Unity-Technologies / ml-agents

The Unity Machine Learning Agents Toolkit (ML-Agents) is an open-source project that enables games and simulations to serve as environments for training intelligent agents using deep reinforcement learning and imitation learning.
https://unity.com/products/machine-learning-agents
Other
16.93k stars 4.13k forks source link

Pretraining/Behavioral Cloning doesn't seem to do anything with SAC trainer #3193

Closed niskander closed 4 years ago

niskander commented 4 years ago

Hi, I'm wondering if Behavioral Cloning is supposed to work with a SAC trainer? The docs only mention that it can be used with PPO, but I took a quick glance at the code and it looks like the "behavioral_cloning" option is at least being parsed by the SAC trainer, so I tried it, but it doesn't seem to do anything, e.g. the Cloning-specific graph doesn't appear in tensorboard. Is it supposed to work?

xiaomaogy commented 4 years ago

Yes it should work. You can refer to the pyramids environment here: https://github.com/Unity-Technologies/ml-agents/blob/master/config/sac_trainer_config.yaml

niskander commented 4 years ago

@xiaomaogy That's GAIL not behavioral cloning

xiaomaogy commented 4 years ago

We've deprecated BC, and we are push everyone to use GAIL.

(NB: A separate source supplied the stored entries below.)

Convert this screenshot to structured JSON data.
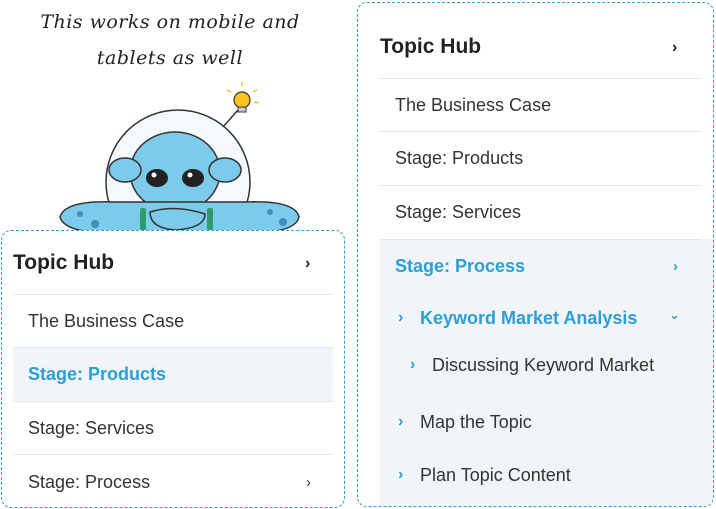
{
  "caption": {
    "line1": "This works on mobile and",
    "line2": "tablets as well"
  },
  "left_menu": {
    "title": "Topic Hub",
    "title_chevron": "›",
    "items": [
      {
        "label": "The Business Case"
      },
      {
        "label": "Stage: Products"
      },
      {
        "label": "Stage: Services"
      },
      {
        "label": "Stage: Process",
        "chevron": "›"
      }
    ]
  },
  "right_menu": {
    "title": "Topic Hub",
    "title_chevron": "›",
    "items": [
      {
        "label": "The Business Case"
      },
      {
        "label": "Stage: Products"
      },
      {
        "label": "Stage: Services"
      },
      {
        "label": "Stage: Process",
        "chevron": "›"
      }
    ],
    "subitems": [
      {
        "label": "Keyword Market Analysis",
        "arrow": "›",
        "expand": "⌄"
      },
      {
        "label": "Discussing Keyword Market",
        "arrow": "›"
      },
      {
        "label": "Map the Topic",
        "arrow": "›"
      },
      {
        "label": "Plan Topic Content",
        "arrow": "›"
      }
    ]
  },
  "colors": {
    "accent": "#2a9fd8",
    "panel_border": "#2b9fd1",
    "shade": "#f1f5f8"
  },
  "icons": [
    "lightbulb-icon",
    "chevron-right-icon",
    "chevron-down-icon",
    "alien-mascot"
  ]
}
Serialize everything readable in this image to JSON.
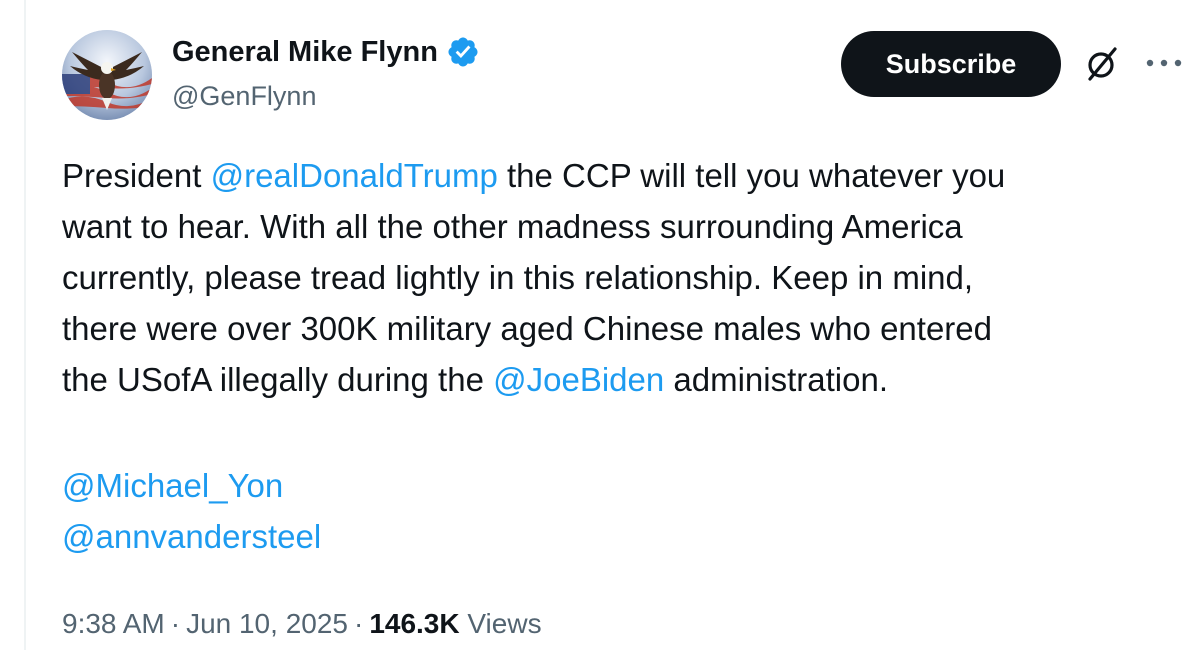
{
  "author": {
    "display_name": "General Mike Flynn",
    "handle": "@GenFlynn",
    "verified_icon": "verified-badge-icon",
    "avatar_icon": "eagle-flag-avatar"
  },
  "actions": {
    "subscribe_label": "Subscribe",
    "grok_icon": "grok-icon",
    "more_icon": "more-options-icon"
  },
  "tweet": {
    "line1_prefix": "President ",
    "line1_mention": "@realDonaldTrump",
    "line1_suffix": " the CCP will tell you whatever you",
    "line2": "want to hear. With all the other madness surrounding America",
    "line3": "currently, please tread lightly in this relationship. Keep in mind,",
    "line4": "there were over 300K military aged Chinese males who entered",
    "line5_prefix": "the USofA illegally during the ",
    "line5_mention": "@JoeBiden",
    "line5_suffix": " administration.",
    "mentions": [
      "@Michael_Yon",
      "@annvandersteel"
    ]
  },
  "meta": {
    "time": "9:38 AM",
    "date": "Jun 10, 2025",
    "separator": "·",
    "views_count": "146.3K",
    "views_label": "Views"
  },
  "colors": {
    "link": "#1d9bf0",
    "verified": "#1d9bf0",
    "text": "#0f1419",
    "secondary": "#536471",
    "button_bg": "#0f1419"
  }
}
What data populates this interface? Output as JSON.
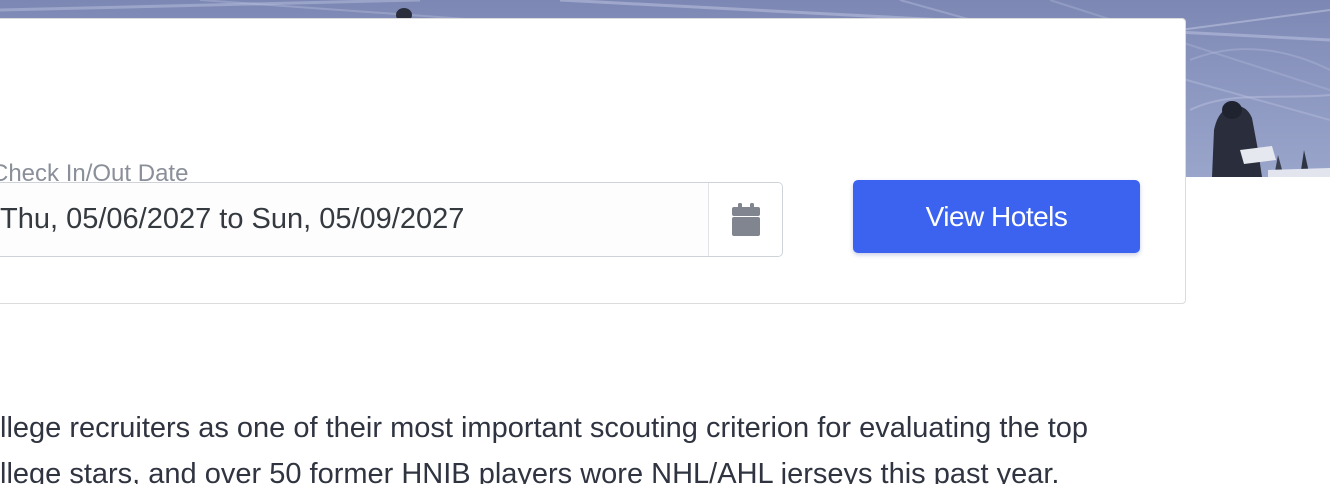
{
  "hero": {
    "image_name": "hockey-game-photo"
  },
  "booking": {
    "date_label": "Check In/Out Date",
    "date_value": "Thu, 05/06/2027 to Sun, 05/09/2027",
    "calendar_icon": "calendar-icon",
    "view_hotels_label": "View Hotels"
  },
  "content": {
    "line1": "llege recruiters as one of their most important scouting criterion for evaluating the top",
    "line2": "llege stars, and over 50 former HNIB players wore NHL/AHL jerseys this past year."
  },
  "colors": {
    "primary_button": "#3b63f0",
    "label_text": "#8a8f99",
    "body_text": "#2f3440"
  }
}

mnsmuts commented 4 years ago

In case it helps, I think also you have to effectively disable Extrinsic rewards by setting their strength to 0. Extrinsic rewards are enabled by default, as a result I have found that you have to include them in your reward config but set them to 0.

stale[bot] commented 4 years ago

This issue has been automatically marked as stale because it has not had activity in the last 14 days. It will be closed in the next 14 days if no further activity occurs. Thank you for your contributions.

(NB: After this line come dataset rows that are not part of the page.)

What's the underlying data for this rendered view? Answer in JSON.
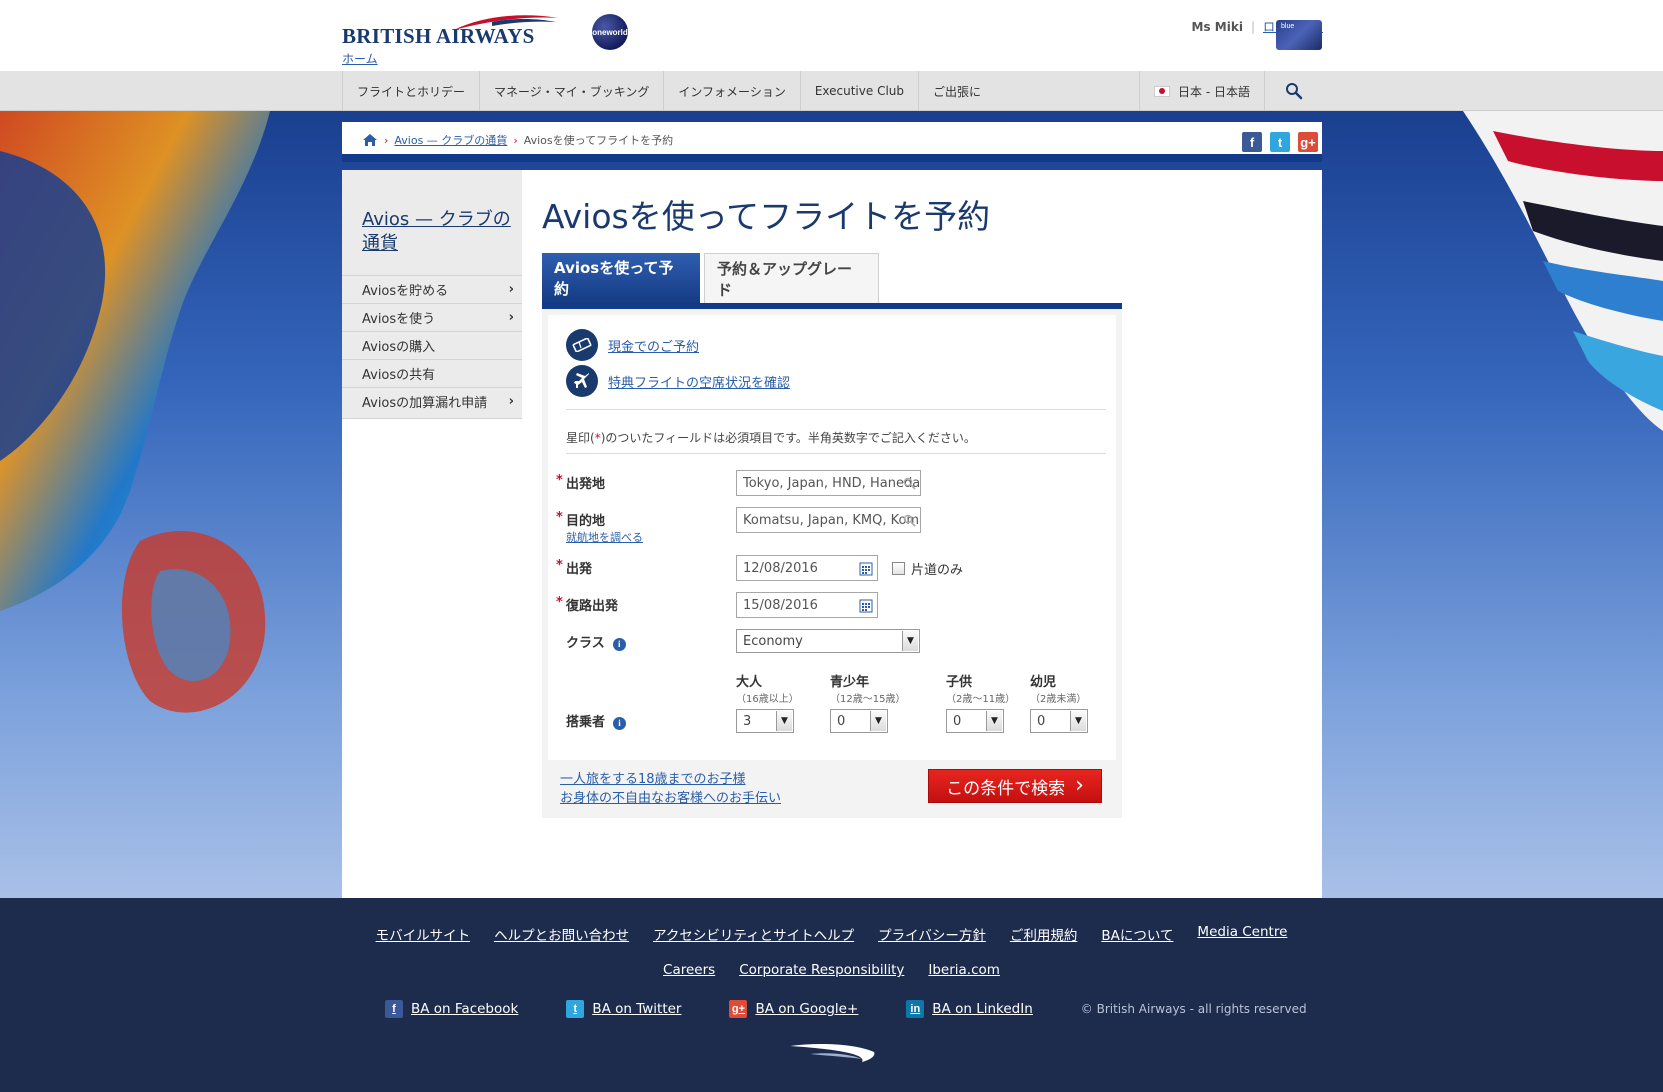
{
  "header": {
    "logo_text": "BRITISH AIRWAYS",
    "home_link": "ホーム",
    "oneworld": "oneworld",
    "user_name": "Ms Miki",
    "logout": "ログアウト",
    "card_label": "blue"
  },
  "nav": {
    "items": [
      "フライトとホリデー",
      "マネージ・マイ・ブッキング",
      "インフォメーション",
      "Executive Club",
      "ご出張に"
    ],
    "language": "日本 - 日本語"
  },
  "breadcrumb": {
    "items": [
      "Avios — クラブの通貨",
      "Aviosを使ってフライトを予約"
    ]
  },
  "sidebar": {
    "title": "Avios — クラブの通貨",
    "items": [
      {
        "label": "Aviosを貯める",
        "chevron": true
      },
      {
        "label": "Aviosを使う",
        "chevron": true
      },
      {
        "label": "Aviosの購入",
        "chevron": false
      },
      {
        "label": "Aviosの共有",
        "chevron": false
      },
      {
        "label": "Aviosの加算漏れ申請",
        "chevron": true
      }
    ]
  },
  "main": {
    "title": "Aviosを使ってフライトを予約",
    "tabs": [
      "Aviosを使って予約",
      "予約＆アップグレード"
    ],
    "quick_links": [
      "現金でのご予約",
      "特典フライトの空席状況を確認"
    ],
    "note_pre": "星印(",
    "note_star": "*",
    "note_post": ")のついたフィールドは必須項目です。半角英数字でご記入ください。",
    "form": {
      "origin_label": "出発地",
      "origin_value": "Tokyo, Japan, HND, Haneda",
      "destination_label": "目的地",
      "destination_value": "Komatsu, Japan, KMQ, Komatsu",
      "route_link": "就航地を調べる",
      "depart_label": "出発",
      "depart_value": "12/08/2016",
      "oneway_label": "片道のみ",
      "return_label": "復路出発",
      "return_value": "15/08/2016",
      "class_label": "クラス",
      "class_value": "Economy",
      "pax_label": "搭乗者",
      "pax": [
        {
          "label": "大人",
          "sub": "（16歳以上）",
          "value": "3"
        },
        {
          "label": "青少年",
          "sub": "（12歳～15歳）",
          "value": "0"
        },
        {
          "label": "子供",
          "sub": "（2歳～11歳）",
          "value": "0"
        },
        {
          "label": "幼児",
          "sub": "（2歳未満）",
          "value": "0"
        }
      ]
    },
    "bottom_links": [
      "一人旅をする18歳までのお子様",
      "お身体の不自由なお客様へのお手伝い"
    ],
    "search_button": "この条件で検索"
  },
  "footer": {
    "row1": [
      "モバイルサイト",
      "ヘルプとお問い合わせ",
      "アクセシビリティとサイトヘルプ",
      "プライバシー方針",
      "ご利用規約",
      "BAについて",
      "Media Centre"
    ],
    "row2": [
      "Careers",
      "Corporate Responsibility",
      "Iberia.com"
    ],
    "social": [
      "BA on Facebook",
      "BA on Twitter",
      "BA on Google+",
      "BA on LinkedIn"
    ],
    "copyright": "© British Airways - all rights reserved"
  },
  "colors": {
    "brand_navy": "#1a3a6e",
    "accent_red": "#c8102e",
    "footer_bg": "#1d2b4c",
    "link_blue": "#2a5ea8"
  }
}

stale[bot] commented 4 years ago

This issue has been automatically closed because it has not had activity in the last 28 days. If this issue is still valid, please ping a maintainer. Thank you for your contributions.

github-actions[bot] commented 3 years ago

This thread has been automatically locked since there has not been any recent activity after it was closed. Please open a new issue for related bugs.